Research Reports - Deep brain stimulation for the early treatment of the minimally conscious state and vegetative state

J Neurosurg. 2017 Jun 16:1-10. doi: 10.3171/2016.10.JNS161071. [Epub ahead of

Chudy D(1)(2), Deletis V(3)(4), Almahariq F(1), Marčinković P(1), Škrlin J(5),
Paradžik V(6).

OBJECTIVE An effective treatment of patients in a minimally conscious state (MCS)
or vegetative state (VS) caused by hypoxic encephalopathy or traumatic brain
injury (TBI) is not yet available. Deep brain stimulation (DBS) of the thalamic
reticular nuclei has been attempted as a therapeutic procedure mainly in patients
with TBI. The purpose of this study was to investigate the therapeutic use of DBS
for patients in VS or MCS. METHODS Fourteen of 49 patients in VS or MCS qualified
for inclusion in this study and underwent DBS. Of these 14 patients, 4 were in
MCS and 10 were in VS. The etiology of VS or MCS was TBI in 4 cases and hypoxic
encephalopathy due to cardiac arrest in 10. The selection criteria for DBS,
evaluating the status of the cerebral cortex and thalamocortical reticular
formation, included: neurological evaluation, electrophysiological evaluation,
and the results of positron emission tomography (PET) and MRI examinations.

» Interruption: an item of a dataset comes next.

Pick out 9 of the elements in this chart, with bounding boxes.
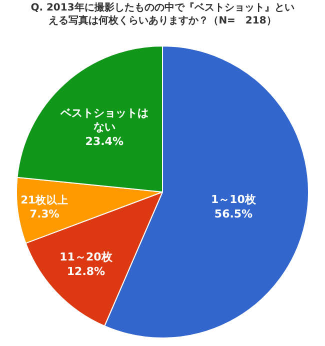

The
target for DBS was the centromedian-parafascicular (CM-pf) complex. The duration
of follow-up ranged from 38 to 60 months. RESULTS Two MCS patients regained
consciousness and regained their ability to walk, speak fluently, and live
independently. One MCS patient reached the level of consciousness, but was still
in a wheelchair at the time the article was written. One VS patient (who had
suffered a cerebral ischemic lesion) improved to the level of consciousness and
currently responds to simple commands. Three VS patients died of respiratory
infection, sepsis, or cerebrovascular insult (1 of each). The other 7 patients
remained without substantial improvement of consciousness. CONCLUSIONS
Spontaneous recovery from MCS/VS to the level of consciousness with no or minimal
need for assistance in everyday life is very rare. Therefore, if a patient in VS
or MCS fulfills the selection criteria (presence of somatosensory evoked
potentials from upper extremities, motor and brainstem auditory evoked
potentials, with cerebral glucose metabolism affected not more than the level of
hypometabolism, which is judged using PET), DBS could be a treatment option.